Directa desde el Festival de Sitges ha aterrizado en Netflix una película con más giros que la filmografía entera de M. Night Shyamalan. Dirigida por Brad Anderson (autor de la escalofriante ‘Session 9’), ‘Fractured’ es un drama familiar pasado por el filtro del trauma de un accidente que, como veremos, lo determina todo. Un thriller psicológico que coquetea con la idea de las conspiraciones criminales para construir un relato sobre la culpa, y especialmente sobre la incapacidad de su protagonista (Sam Worthington, que se pone ‘indie’ antes de lanzarse a la saga ‘Avatar’) para diferenciar qué es real y qué no. La película sorprende a cada nueva revelación y, aunque sus costuras pueden verse a kilómetros de distancia, eso no debería impedir que le demos una oportunidad.
Ray Monroe (Worthington) es un alcohólico en plena rehabilitación, que conduce al volante de su coche junto con su mujer Joanne (Lily Rabe) y su hija Peri (Lucy Capri). Vuelven de una desastrosa comida de Acción de Gracias con los padres de ella, donde han vuelto a salir a la luz los numerosos problemas que Ray lleva encima, desde sus adicciones hasta el trauma por la muerte de su exesposa Abby más de un lustro atrás. En cierto momento del camino, la pequeña necesita ir al lavabo y aparcan el coche en una gasolinera, donde pocos minutos después ocurrirá la tragedia: en un despiste de sus padres, Peri es acorralada por un perro de mirada amenazadora y cae de espaldas en un espacio en plena construcción. Su padre, que ha precipitado todos estos acontecimientos lanzándole una piedra al perro y asustando a su hija, intenta cogerla al vuelo, pero es demasiado tarde.
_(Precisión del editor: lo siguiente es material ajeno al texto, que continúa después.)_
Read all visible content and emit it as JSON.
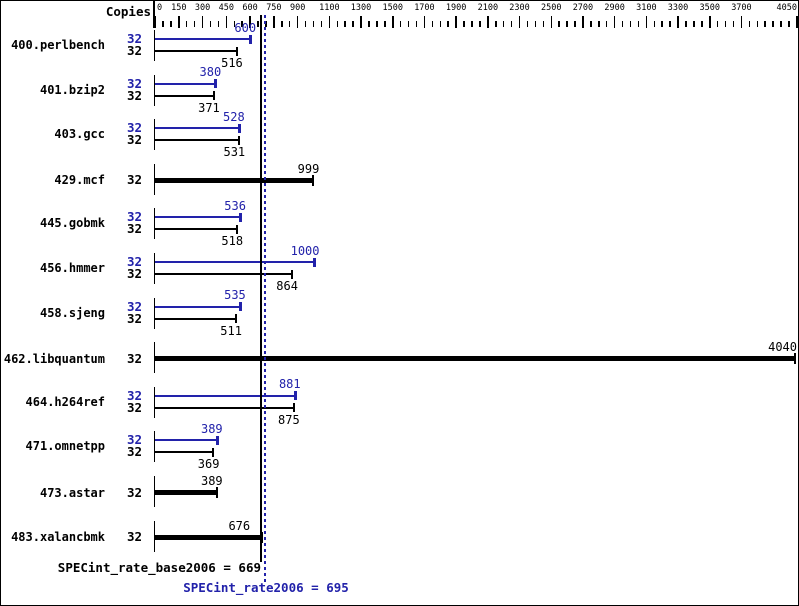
{
  "chart_data": {
    "type": "bar",
    "orientation": "horizontal",
    "title": "",
    "copies_header": "Copies",
    "axis": {
      "min": 0,
      "max": 4050,
      "minor_tick_step": 50,
      "labeled_ticks": [
        0,
        150,
        300,
        450,
        600,
        750,
        900,
        1100,
        1300,
        1500,
        1700,
        1900,
        2100,
        2300,
        2500,
        2700,
        2900,
        3100,
        3300,
        3500,
        3700,
        4050
      ],
      "position": "top",
      "grid": false
    },
    "colors": {
      "peak": "#2222aa",
      "base": "#000000",
      "background": "#ffffff"
    },
    "legend": {
      "peak_style": "thin blue bar, value label above",
      "base_style": "thin black bar, value label below",
      "basepeak_style": "thick black bar, single result"
    },
    "benchmarks": [
      {
        "name": "400.perlbench",
        "rows": [
          {
            "kind": "peak",
            "copies": 32,
            "ratio": 600
          },
          {
            "kind": "base",
            "copies": 32,
            "ratio": 516
          }
        ]
      },
      {
        "name": "401.bzip2",
        "rows": [
          {
            "kind": "peak",
            "copies": 32,
            "ratio": 380
          },
          {
            "kind": "base",
            "copies": 32,
            "ratio": 371
          }
        ]
      },
      {
        "name": "403.gcc",
        "rows": [
          {
            "kind": "peak",
            "copies": 32,
            "ratio": 528
          },
          {
            "kind": "base",
            "copies": 32,
            "ratio": 531
          }
        ]
      },
      {
        "name": "429.mcf",
        "rows": [
          {
            "kind": "basepeak",
            "copies": 32,
            "ratio": 999
          }
        ]
      },
      {
        "name": "445.gobmk",
        "rows": [
          {
            "kind": "peak",
            "copies": 32,
            "ratio": 536
          },
          {
            "kind": "base",
            "copies": 32,
            "ratio": 518
          }
        ]
      },
      {
        "name": "456.hmmer",
        "rows": [
          {
            "kind": "peak",
            "copies": 32,
            "ratio": 1000
          },
          {
            "kind": "base",
            "copies": 32,
            "ratio": 864
          }
        ]
      },
      {
        "name": "458.sjeng",
        "rows": [
          {
            "kind": "peak",
            "copies": 32,
            "ratio": 535
          },
          {
            "kind": "base",
            "copies": 32,
            "ratio": 511
          }
        ]
      },
      {
        "name": "462.libquantum",
        "rows": [
          {
            "kind": "basepeak",
            "copies": 32,
            "ratio": 4040
          }
        ]
      },
      {
        "name": "464.h264ref",
        "rows": [
          {
            "kind": "peak",
            "copies": 32,
            "ratio": 881
          },
          {
            "kind": "base",
            "copies": 32,
            "ratio": 875
          }
        ]
      },
      {
        "name": "471.omnetpp",
        "rows": [
          {
            "kind": "peak",
            "copies": 32,
            "ratio": 389
          },
          {
            "kind": "base",
            "copies": 32,
            "ratio": 369
          }
        ]
      },
      {
        "name": "473.astar",
        "rows": [
          {
            "kind": "basepeak",
            "copies": 32,
            "ratio": 389
          }
        ]
      },
      {
        "name": "483.xalancbmk",
        "rows": [
          {
            "kind": "basepeak",
            "copies": 32,
            "ratio": 676
          }
        ]
      }
    ],
    "reference_lines": [
      {
        "metric": "SPECint_rate_base2006",
        "value": 669,
        "style": "solid",
        "color": "#000000"
      },
      {
        "metric": "SPECint_rate2006",
        "value": 695,
        "style": "dotted",
        "color": "#2222aa"
      }
    ],
    "summary": [
      {
        "metric": "SPECint_rate_base2006",
        "separator": " = ",
        "value": 669,
        "color": "#000000"
      },
      {
        "metric": "SPECint_rate2006",
        "separator": " = ",
        "value": 695,
        "color": "#2222aa"
      }
    ]
  }
}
Lo que viene a continuación es, cuanto menos, sorprendente. Y ha dejado a más de un usuario tal que así (aunque, para otros, los diversos giros de la trama se veían a kilómetros de distancia):
La explicación es la siguiente: lo cierto es que la pequeña Peri murió en el mismo instante de la caída. El golpe contra el suelo fue mortal y acabó por desangrarse. Joanna, por su parte, le recriminó a su marido no haber prestado suficiente atención, y éste la empujó con tanta fuerza que cayó al suelo y una barra de metal le atravesó la cabeza. Una estampa, sin duda, terrible. Con su familia muerta en cuestión de minutos por su culpa, la mente de Ray entró en pausa. El filme nos engaña para pensar que la realidad es un mal sueño del protagonista, cuando en realidad todo lo que ve a partir de ese momento es fruto de su imaginación. Un mecanismo de defensa para evitar pensar en lo que ha hecho, para convencerse a sí mismo de que, por una vez, puede enmendar sus errores.
Ya en el hospital, seguiremos la versión del personaje, que se monta toda una trama de tráfico de órganos para justificar la desaparición de su mujer e hija, mientras las personas a su alrededor ven la realidad: un hombre que aparece en urgencias desorientado, con una contusión en la cabeza y hablando de Abby (que murió hace ocho años). El trauma le sigue persiguiendo, y multiplicado por dos ha acabado por volverle loco. Por momentos, como espectadores, nos preguntamos si realmente su exesposa es realmente la única real en todo este relato, aunque luego nos sacarán mejor de dudas. Lo demás será una mezcla entre realidad y ficción, entre lo que él está proyectando y lo que ocurre de verdad en la historia, donde se ve envuelta incluso la policía.

Hacia el final de la película, y aún convencido de que Joanna y Peri están siendo descuartizadas, Ray acude al sótano del hospital y “rescata” a un paciente en el que está proyectando su deseo de encontrarlas vivas. Y así es el último plano: el protagonista al volante de su coche, cantando la canción del arcoiris que solía entonar con su hija, y una persona desconocida en el asiento de atrás que se ha quedado a media operación, y posiblemente acabará muerto. Los cadáveres de su mujer e hija están escondidos en algún lugar alrededor de la gasolinera, y las conspiraciones que había creado en su cabeza son falsas.